The vaccine protects against mumps, measles, and rubella
Fewer than half of all five-year-olds in London have had the MMR vaccine and booster jab.
Figures from the NHS show only 49% of children had received the first and second dose of the vaccine by their fifth birthday.
The MMR vaccine protects against measles, mumps and rubella.
Last month the government began a campaign to raise MMR vaccination rates in England, amid growing concerns about a measles epidemic.
The MMR jab is first given at about 13 months of age and the child is then given a pre-school booster.
The Primary Care Trusts (PCT) with the highest percentage of children who had received the MMR vaccination and booster by their fifth birthday are Kingston (76%), Hammersmith & Fulham (69%) and Sutton & Merton (68%).
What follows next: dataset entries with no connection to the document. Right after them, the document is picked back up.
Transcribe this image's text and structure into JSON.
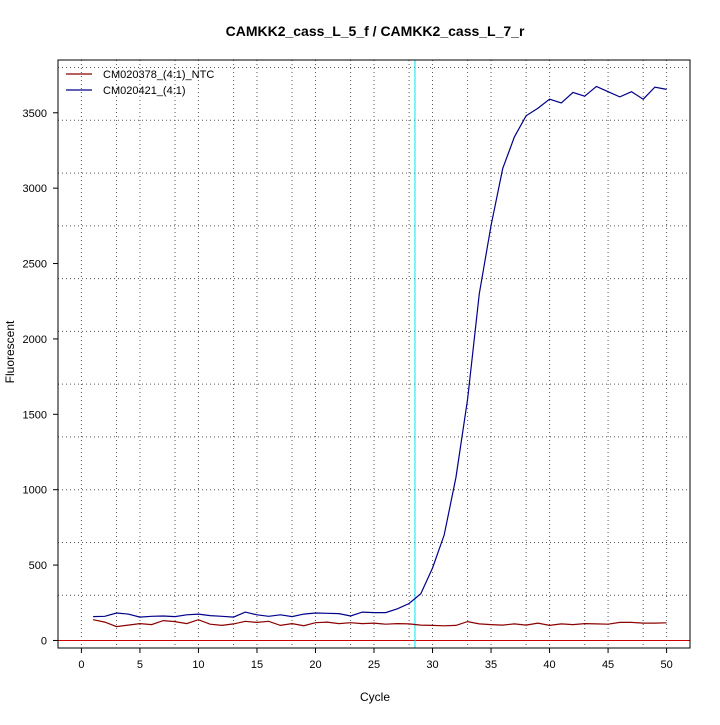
{
  "chart_data": {
    "type": "line",
    "title": "CAMKK2_cass_L_5_f / CAMKK2_cass_L_7_r",
    "xlabel": "Cycle",
    "ylabel": "Fluorescent",
    "xlim": [
      -2,
      52
    ],
    "ylim": [
      -50,
      3850
    ],
    "x_ticks": [
      0,
      5,
      10,
      15,
      20,
      25,
      30,
      35,
      40,
      45,
      50
    ],
    "y_ticks": [
      0,
      500,
      1000,
      1500,
      2000,
      2500,
      3000,
      3500
    ],
    "grid": true,
    "grid_x_minor": [
      3,
      8,
      13,
      18,
      23,
      28,
      33,
      38,
      43,
      48
    ],
    "grid_y_minor": [
      -50,
      300,
      650,
      1000,
      1350,
      1700,
      2050,
      2400,
      2750,
      3100,
      3450,
      3800
    ],
    "threshold": {
      "x": 28.5,
      "color": "#00e5ee"
    },
    "baseline": {
      "y": 0,
      "color": "#cc0000"
    },
    "legend": {
      "position": "top-left"
    },
    "x": [
      1,
      2,
      3,
      4,
      5,
      6,
      7,
      8,
      9,
      10,
      11,
      12,
      13,
      14,
      15,
      16,
      17,
      18,
      19,
      20,
      21,
      22,
      23,
      24,
      25,
      26,
      27,
      28,
      29,
      30,
      31,
      32,
      33,
      34,
      35,
      36,
      37,
      38,
      39,
      40,
      41,
      42,
      43,
      44,
      45,
      46,
      47,
      48,
      49,
      50
    ],
    "series": [
      {
        "name": "CM020378_(4:1)_NTC",
        "color": "#8b0000",
        "values": [
          138,
          122,
          92,
          102,
          112,
          105,
          132,
          125,
          112,
          138,
          108,
          100,
          110,
          127,
          120,
          127,
          100,
          112,
          98,
          118,
          122,
          112,
          118,
          112,
          115,
          108,
          112,
          110,
          102,
          100,
          97,
          100,
          125,
          110,
          105,
          102,
          110,
          102,
          115,
          100,
          110,
          105,
          112,
          110,
          108,
          120,
          120,
          115,
          115,
          117
        ]
      },
      {
        "name": "CM020421_(4:1)",
        "color": "#00008b",
        "values": [
          158,
          160,
          182,
          175,
          155,
          160,
          162,
          158,
          170,
          175,
          165,
          160,
          155,
          188,
          170,
          160,
          170,
          158,
          175,
          182,
          180,
          178,
          162,
          188,
          185,
          185,
          210,
          245,
          310,
          480,
          700,
          1080,
          1600,
          2300,
          2750,
          3130,
          3340,
          3480,
          3530,
          3590,
          3565,
          3635,
          3610,
          3675,
          3640,
          3605,
          3640,
          3590,
          3670,
          3655
        ]
      }
    ]
  }
}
The PCTs that fare the worst are Newham (42%), Islington (43%), and Brent Teaching (43%).
James Cleverly, chairman of the London Assembly Health and Public Services Committee, said: "The gap between coverage levels achieved in the capital and the national average is widening.
"Compared to the country's average of 74%, only 49% of children in the capital have had the MMR vaccine and booster by their fifth birthday.
"This is unacceptable."
Experts said the MMR vaccine should not be a cause for concern, but vaccination rates fell following controversy about its safety.
A spokesman for NHS London said in August a grant of £60,000 was announced for each London PCT to to raise the uptake of the MMR vaccine.
"Many people consider measles to be a relatively minor childhood illness, but it can have serious complications," he said.
"Measles represents the single biggest avoidable infectious disease risk in London today."